The psycho operates according to the principle that Chris Kraus once described as “marching boldly into self-abasement.” Psycho bitch flicks exalt the same shameless embrace of behavior that’s normally regarded as deeply shaming. And isn’t it thrilling to watch the id unleashed? Like when Erika Christensen feverishly sends like 100 nudes via email (my hero) or screams, “Why don’t you love me?” while sweating profusely and wielding a bat? On some level it’s what we all wish we could do: to live as the crazy bitch does, and refuse to shrug off people who are careless with our emotions. To refuse to adhere to societally approved ideas of “restraint” or “restraining order.” To refuse to care about being an inconvenience and rush headlong into our own desires even if that desire includes manically dialing your number and releasing a bunch of bees into an air vent with clear-eyed rage when you don’t answer. Is it possible that I identify too closely? Maybe! Look out your window! It’s me! I love you!

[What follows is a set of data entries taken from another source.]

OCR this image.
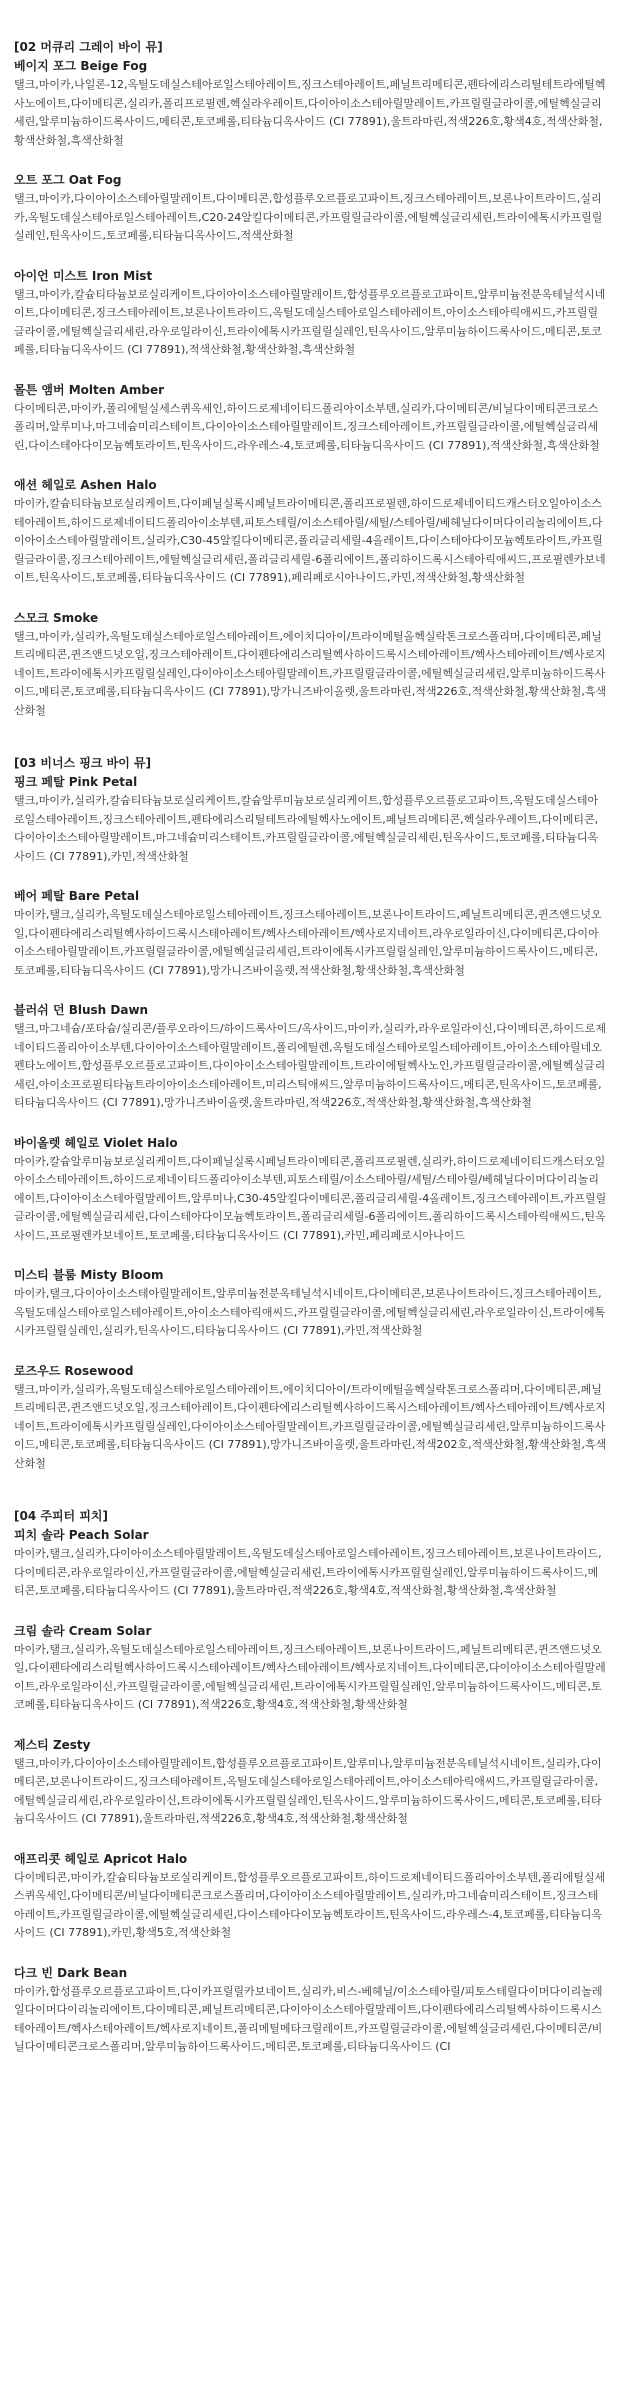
[02 머큐리 그레이 바이 뮤]

베이지 포그 Beige Fog

탤크,마이카,나일론-12,옥틸도데실스테아로일스테아레이트,징크스테아레이트,페닐트리메티콘,펜타에리스리틸테트라에틸헥사노에이트,다이메티콘,실리카,폴리프로필렌,헥실라우레이트,다이아이소스테아릴말레이트,카프릴릴글라이콜,에틸헥실글리세린,알루미늄하이드록사이드,메티콘,토코페롤,티타늄디옥사이드 (CI 77891),울트라마린,적색226호,황색4호,적색산화철,황색산화철,흑색산화철

오트 포그 Oat Fog

탤크,마이카,다이아이소스테아릴말레이트,다이메티콘,합성플루오르플로고파이트,징크스테아레이트,보론나이트라이드,실리카,옥틸도데실스테아로일스테아레이트,C20-24알킬다이메티콘,카프릴릴글라이콜,에틸헥실글리세린,트라이에톡시카프릴릴실레인,틴옥사이드,토코페롤,티타늄디옥사이드,적색산화철

아이언 미스트 Iron Mist

탤크,마이카,칼슘티타늄보로실리케이트,다이아이소스테아릴말레이트,합성플루오르플로고파이트,알루미늄전분옥테닐석시네이트,다이메티콘,징크스테아레이트,보론나이트라이드,옥틸도데실스테아로일스테아레이트,아이소스테아릭애씨드,카프릴릴글라이콜,에틸헥실글리세린,라우로일라이신,트라이에톡시카프릴릴실레인,틴옥사이드,알루미늄하이드록사이드,메티콘,토코페롤,티타늄디옥사이드 (CI 77891),적색산화철,황색산화철,흑색산화철

몰튼 앰버 Molten Amber

다이메티콘,마이카,폴리에틸실세스퀴옥세인,하이드로제네이티드폴리아이소부텐,실리카,다이메티콘/비닐다이메티콘크로스폴리머,알루미나,마그네슘미리스테이트,다이아이소스테아릴말레이트,징크스테아레이트,카프릴릴글라이콜,에틸헥실글리세린,다이스테아다이모늄헥토라이트,틴옥사이드,라우레스-4,토코페롤,티타늄디옥사이드 (CI 77891),적색산화철,흑색산화철

애션 헤일로 Ashen Halo

마이카,칼슘티타늄보로실리케이트,다이페닐실록시페닐트라이메티콘,폴리프로필렌,하이드로제네이티드캐스터오일아이소스테아레이트,하이드로제네이티드폴리아이소부텐,피토스테릴/이소스테아릴/세틸/스테아릴/베헤닐다이머다이리놀리에이트,다이아이소스테아릴말레이트,실리카,C30-45알킬다이메티콘,폴리글리세릴-4올레이트,다이스테아다이모늄헥토라이트,카프릴릴글라이콜,징크스테아레이트,에틸헥실글리세린,폴리글리세릴-6폴리에이트,폴리하이드록시스테아릭애씨드,프로필렌카보네이트,틴옥사이드,토코페롤,티타늄디옥사이드 (CI 77891),페리페로시아나이드,카민,적색산화철,황색산화철

스모크 Smoke

탤크,마이카,실리카,옥틸도데실스테아로일스테아레이트,에이치디아이/트라이메틸올헥실락톤크로스폴리머,다이메티콘,페닐트리메티콘,퀸즈앤드넛오일,징크스테아레이트,다이펜타에리스리틸헥사하이드록시스테아레이트/헥사스테아레이트/헥사로지네이트,트라이에톡시카프릴릴실레인,다이아이소스테아릴말레이트,카프릴릴글라이콜,에틸헥실글리세린,알루미늄하이드록사이드,메티콘,토코페롤,티타늄디옥사이드 (CI 77891),망가니즈바이올렛,울트라마린,적색226호,적색산화철,황색산화철,흑색산화철

[03 비너스 핑크 바이 뮤]

핑크 페탈 Pink Petal

탤크,마이카,실리카,칼슘티타늄보로실리케이트,칼슘알루미늄보로실리케이트,합성플루오르플로고파이트,옥틸도데실스테아로일스테아레이트,징크스테아레이트,펜타에리스리틸테트라에틸헥사노에이트,페닐트리메티콘,헥실라우레이트,다이메티콘,다이아이소스테아릴말레이트,마그네슘미리스테이트,카프릴릴글라이콜,에틸헥실글리세린,틴옥사이드,토코페롤,티타늄디옥사이드 (CI 77891),카민,적색산화철

베어 페탈 Bare Petal

마이카,탤크,실리카,옥틸도데실스테아로일스테아레이트,징크스테아레이트,보론나이트라이드,페닐트리메티콘,퀸즈앤드넛오일,다이펜타에리스리틸헥사하이드록시스테아레이트/헥사스테아레이트/헥사로지네이트,라우로일라이신,다이메티콘,다이아이소스테아릴말레이트,카프릴릴글라이콜,에틸헥실글리세린,트라이에톡시카프릴릴실레인,알루미늄하이드록사이드,메티콘,토코페롤,티타늄디옥사이드 (CI 77891),망가니즈바이올렛,적색산화철,황색산화철,흑색산화철

블러쉬 던 Blush Dawn

탤크,마그네슘/포타슘/실리콘/플루오라이드/하이드록사이드/옥사이드,마이카,실리카,라우로일라이신,다이메티콘,하이드로제네이티드폴리아이소부텐,다이아이소스테아릴말레이트,폴리에틸렌,옥틸도데실스테아로일스테아레이트,아이소스테아릴네오펜타노에이트,합성플루오르플로고파이트,다이아이소스테아릴말레이트,트라이에틸헥사노인,카프릴릴글라이콜,에틸헥실글리세린,아이소프로필티타늄트라이아이소스테아레이트,미리스틱애씨드,알루미늄하이드록사이드,메티콘,틴옥사이드,토코페롤,티타늄디옥사이드 (CI 77891),망가니즈바이올렛,울트라마린,적색226호,적색산화철,황색산화철,흑색산화철

바이올렛 헤일로 Violet Halo

마이카,칼슘알루미늄보로실리케이트,다이페닐실록시페닐트라이메티콘,폴리프로필렌,실리카,하이드로제네이티드캐스터오일아이소스테아레이트,하이드로제네이티드폴리아이소부텐,피토스테릴/이소스테아릴/세틸/스테아릴/베헤닐다이머다이리놀리에이트,다이아이소스테아릴말레이트,알루미나,C30-45알킬다이메티콘,폴리글리세릴-4올레이트,징크스테아레이트,카프릴릴글라이콜,에틸헥실글리세린,다이스테아다이모늄헥토라이트,폴리글리세릴-6폴리에이트,폴리하이드록시스테아릭애씨드,틴옥사이드,프로필렌카보네이트,토코페롤,티타늄디옥사이드 (CI 77891),카민,페리페로시아나이드

미스티 블룸 Misty Bloom

마이카,탤크,다이아이소스테아릴말레이트,알루미늄전분옥테닐석시네이트,다이메티콘,보론나이트라이드,징크스테아레이트,옥틸도데실스테아로일스테아레이트,아이소스테아릭애씨드,카프릴릴글라이콜,에틸헥실글리세린,라우로일라이신,트라이에톡시카프릴릴실레인,실리카,틴옥사이드,티타늄디옥사이드 (CI 77891),카민,적색산화철

로즈우드 Rosewood

탤크,마이카,실리카,옥틸도데실스테아로일스테아레이트,에이치디아이/트라이메틸올헥실락톤크로스폴리머,다이메티콘,페닐트리메티콘,퀸즈앤드넛오일,징크스테아레이트,다이펜타에리스리틸헥사하이드록시스테아레이트/헥사스테아레이트/헥사로지네이트,트라이에톡시카프릴릴실레인,다이아이소스테아릴말레이트,카프릴릴글라이콜,에틸헥실글리세린,알루미늄하이드록사이드,메티콘,토코페롤,티타늄디옥사이드 (CI 77891),망가니즈바이올렛,울트라마린,적색202호,적색산화철,황색산화철,흑색산화철

[04 주피터 피치]

피치 솔라 Peach Solar

마이카,탤크,실리카,다이아이소스테아릴말레이트,옥틸도데실스테아로일스테아레이트,징크스테아레이트,보론나이트라이드,다이메티콘,라우로일라이신,카프릴릴글라이콜,에틸헥실글리세린,트라이에톡시카프릴릴실레인,알루미늄하이드록사이드,메티콘,토코페롤,티타늄디옥사이드 (CI 77891),울트라마린,적색226호,황색4호,적색산화철,황색산화철,흑색산화철

크림 솔라 Cream Solar

마이카,탤크,실리카,옥틸도데실스테아로일스테아레이트,징크스테아레이트,보론나이트라이드,페닐트리메티콘,퀸즈앤드넛오일,다이펜타에리스리틸헥사하이드록시스테아레이트/헥사스테아레이트/헥사로지네이트,다이메티콘,다이아이소스테아릴말레이트,라우로일라이신,카프릴릴글라이콜,에틸헥실글리세린,트라이에톡시카프릴릴실레인,알루미늄하이드록사이드,메티콘,토코페롤,티타늄디옥사이드 (CI 77891),적색226호,황색4호,적색산화철,황색산화철

제스티 Zesty

탤크,마이카,다이아이소스테아릴말레이트,합성플루오르플로고파이트,알루미나,알루미늄전분옥테닐석시네이트,실리카,다이메티콘,보론나이트라이드,징크스테아레이트,옥틸도데실스테아로일스테아레이트,아이소스테아릭애씨드,카프릴릴글라이콜,에틸헥실글리세린,라우로일라이신,트라이에톡시카프릴릴실레인,틴옥사이드,알루미늄하이드록사이드,메티콘,토코페롤,티타늄디옥사이드 (CI 77891),울트라마린,적색226호,황색4호,적색산화철,황색산화철

애프리콧 헤일로 Apricot Halo

다이메티콘,마이카,칼슘티타늄보로실리케이트,합성플루오르플로고파이트,하이드로제네이티드폴리아이소부텐,폴리에틸실세스퀴옥세인,다이메티콘/비닐다이메티콘크로스폴리머,다이아이소스테아릴말레이트,실리카,마그네슘미리스테이트,징크스테아레이트,카프릴릴글라이콜,에틸헥실글리세린,다이스테아다이모늄헥토라이트,틴옥사이드,라우레스-4,토코페롤,티타늄디옥사이드 (CI 77891),카민,황색5호,적색산화철

다크 빈 Dark Bean

마이카,합성플루오르플로고파이트,다이카프릴릴카보네이트,실리카,비스-베헤닐/이소스테아릴/피토스테릴다이머다이리놀레일다이머다이리놀리에이트,다이메티콘,페닐트리메티콘,다이아이소스테아릴말레이트,다이펜타에리스리틸헥사하이드록시스테아레이트/헥사스테아레이트/헥사로지네이트,폴리메틸메타크릴레이트,카프릴릴글라이콜,에틸헥실글리세린,다이메티콘/비닐다이메티콘크로스폴리머,알루미늄하이드록사이드,메티콘,토코페롤,티타늄디옥사이드 (CI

When Fatal Attraction came out, Time magazine wrote that men would consider it “the scariest horror movie” and women would see it as a cautionary tale. I prefer to think of these pieces of art as a lowbrow I Love Dick, which is about to gain new relevance when the TV adaptation premieres later this month: explorations of the pits of abjection that go so far down, the only thing we can do is hold them up to admire, love, stroke, and embrace until we smother them to death with our unrelenting affection. Just like Darian Forrester would.